Closed tooptoop4 closed 3 weeks ago
This is the relevant chunk of code. It looks to me like it only chooses a different address after one has failed, and even then the maximum backoff time is 60 seconds before it goes back to using the original address. Note that the Backoff class referenced is the inner class at the bottom of the file, not the standalone Backoff class in trino-main.
cc @losipiuk
@mdschwarz You are right. It chooses the other address only when the first one has failed. As a workaround, we added a proxy layer in front of our metastore services and start pointing hive.metastore.uri to the proxy.
The logic to "stick" to a working metastore address is on done on purpose. It is done this way to avoid failing Trino query in a situation when we have multiple metastore addresses listed and many of those are actually not working. If we go round robin in such case it is very possible to run out of retry limit, before getting to a working metastore instance. We've seen that happen in practice.

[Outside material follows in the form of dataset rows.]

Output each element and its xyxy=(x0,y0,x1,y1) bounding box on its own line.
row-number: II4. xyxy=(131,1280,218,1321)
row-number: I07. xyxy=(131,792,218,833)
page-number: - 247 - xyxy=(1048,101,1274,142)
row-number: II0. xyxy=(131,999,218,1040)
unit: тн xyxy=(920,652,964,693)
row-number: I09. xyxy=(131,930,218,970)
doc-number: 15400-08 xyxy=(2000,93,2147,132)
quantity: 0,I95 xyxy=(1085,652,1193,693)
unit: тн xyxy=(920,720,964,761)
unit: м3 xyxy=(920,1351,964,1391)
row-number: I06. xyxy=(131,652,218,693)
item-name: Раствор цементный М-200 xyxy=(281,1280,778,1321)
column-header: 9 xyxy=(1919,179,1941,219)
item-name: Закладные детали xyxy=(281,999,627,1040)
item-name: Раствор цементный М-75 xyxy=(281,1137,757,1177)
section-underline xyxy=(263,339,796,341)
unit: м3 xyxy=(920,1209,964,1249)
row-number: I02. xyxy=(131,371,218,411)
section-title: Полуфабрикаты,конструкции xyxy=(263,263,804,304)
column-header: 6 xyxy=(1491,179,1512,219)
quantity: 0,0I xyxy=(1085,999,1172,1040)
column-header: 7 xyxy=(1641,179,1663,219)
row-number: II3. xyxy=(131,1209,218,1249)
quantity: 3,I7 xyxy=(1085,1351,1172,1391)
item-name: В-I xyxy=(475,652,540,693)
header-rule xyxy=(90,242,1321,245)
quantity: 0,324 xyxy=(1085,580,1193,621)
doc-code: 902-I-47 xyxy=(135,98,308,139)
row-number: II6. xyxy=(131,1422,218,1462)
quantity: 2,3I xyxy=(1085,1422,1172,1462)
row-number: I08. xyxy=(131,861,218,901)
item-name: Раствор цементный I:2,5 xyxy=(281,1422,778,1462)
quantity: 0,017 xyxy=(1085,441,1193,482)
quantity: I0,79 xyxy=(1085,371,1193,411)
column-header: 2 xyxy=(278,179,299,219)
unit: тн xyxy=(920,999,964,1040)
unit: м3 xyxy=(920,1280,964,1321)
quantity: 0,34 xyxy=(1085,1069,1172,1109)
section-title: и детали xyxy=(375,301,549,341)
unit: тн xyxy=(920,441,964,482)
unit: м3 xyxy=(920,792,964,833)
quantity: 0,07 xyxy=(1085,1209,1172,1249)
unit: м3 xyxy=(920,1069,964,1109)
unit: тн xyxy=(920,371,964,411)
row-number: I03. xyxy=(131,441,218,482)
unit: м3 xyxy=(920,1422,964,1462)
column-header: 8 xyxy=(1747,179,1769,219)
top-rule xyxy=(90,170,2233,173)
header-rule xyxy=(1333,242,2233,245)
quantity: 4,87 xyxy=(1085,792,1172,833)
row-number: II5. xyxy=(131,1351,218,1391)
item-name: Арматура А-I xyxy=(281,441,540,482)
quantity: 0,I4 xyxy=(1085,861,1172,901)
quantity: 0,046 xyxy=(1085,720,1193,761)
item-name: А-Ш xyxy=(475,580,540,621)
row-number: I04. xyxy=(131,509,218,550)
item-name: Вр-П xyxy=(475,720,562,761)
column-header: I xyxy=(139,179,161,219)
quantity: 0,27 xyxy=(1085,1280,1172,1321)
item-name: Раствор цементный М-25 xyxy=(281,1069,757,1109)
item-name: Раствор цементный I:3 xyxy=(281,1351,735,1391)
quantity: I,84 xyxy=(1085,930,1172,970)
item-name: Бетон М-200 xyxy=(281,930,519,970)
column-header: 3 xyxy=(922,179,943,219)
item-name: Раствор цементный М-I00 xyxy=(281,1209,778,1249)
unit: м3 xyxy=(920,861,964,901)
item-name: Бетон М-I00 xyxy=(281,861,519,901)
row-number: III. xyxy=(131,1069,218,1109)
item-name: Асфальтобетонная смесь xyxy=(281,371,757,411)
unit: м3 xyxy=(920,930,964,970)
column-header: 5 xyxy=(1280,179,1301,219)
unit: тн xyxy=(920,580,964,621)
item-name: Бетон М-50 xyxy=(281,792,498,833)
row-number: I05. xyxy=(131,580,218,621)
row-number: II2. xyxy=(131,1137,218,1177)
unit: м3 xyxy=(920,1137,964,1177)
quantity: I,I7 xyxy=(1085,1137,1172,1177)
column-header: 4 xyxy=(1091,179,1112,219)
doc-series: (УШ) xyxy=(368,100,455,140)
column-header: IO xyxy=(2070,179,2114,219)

If you want load balancing across multiple HMS server the better practice is probably to use only one URI for the metastore config in the catalog file. And then have that one URI point to an actual load balancer that distributes the load evenly across your identical HMS instances that as set up as a high availability HMS.
@mosabua that's exactly opposite of what i suggested on slack recently. Yes -- it would work But no -- users shouldn't need to put a load balancer in front of HMS if Trino supports load balancing internally.
(And if we want to go down "it's recommended to use a load balancer" route, we should deprecate/remove support for multiple metastore URIs.)
Personally I think the load balancing aspect should be handled outside of Trino and we should remove the support of multiple URIs. And we do know that using an external loadbalancer in front of a HMS works well and simplifies things for Trino.
But I don't know how Trino treats such external dependencies in general either. It seems inconsistent to some degree. E.g. for JDBC connections we only connect to one db typically and leave the clustering and such to the database. On the other hand for Elasticsearch we do distribute the load. And we do it for reading from Hive. Either approach can make sense.
Another example are probably external systems like LDAP for auth .. I dont think we have an internal load balancing to multiple external servers either.
@mdschwarz You are right. It chooses the other address only when the first one has failed. As a workaround, we added a proxy layer in front of our metastore services and start pointing hive.metastore.uri to the proxy.
@mdschwarz May I ask, What should the value of hive.metastore.service.principal
be at this time? and do I need to do anything between hive and kerbeors?
I set it to hive/_HOST@REALM and hive/proxy_dns_host@REALM, and both will report an error: io.trino.spi.TrinoException: Failed connecting to Hive metastore: [proxy_dns_host:9083] at io.trino.plugin.hive.metastore.thrift.TokenFetchingMetastoreClientFactory.loadDelegationToken(TokenFetchingMetastoreClientFactory.java:113) ... Caused by: org.apache.thrift.transport.TTransportException: proxy_dns_host:9083: Peer indicated failure: GSS initiate failed
"It's not exactly round robin, as far as I could tell from the code and from empirical observation. The implementation in StaticMetastoreLocator looks like it only moves on to a secondary uri on errors, and only temporarily. In practice we've been seeing only two get used, even under stress with sporadic query failures due to metatore SocketTimeoutExceptions."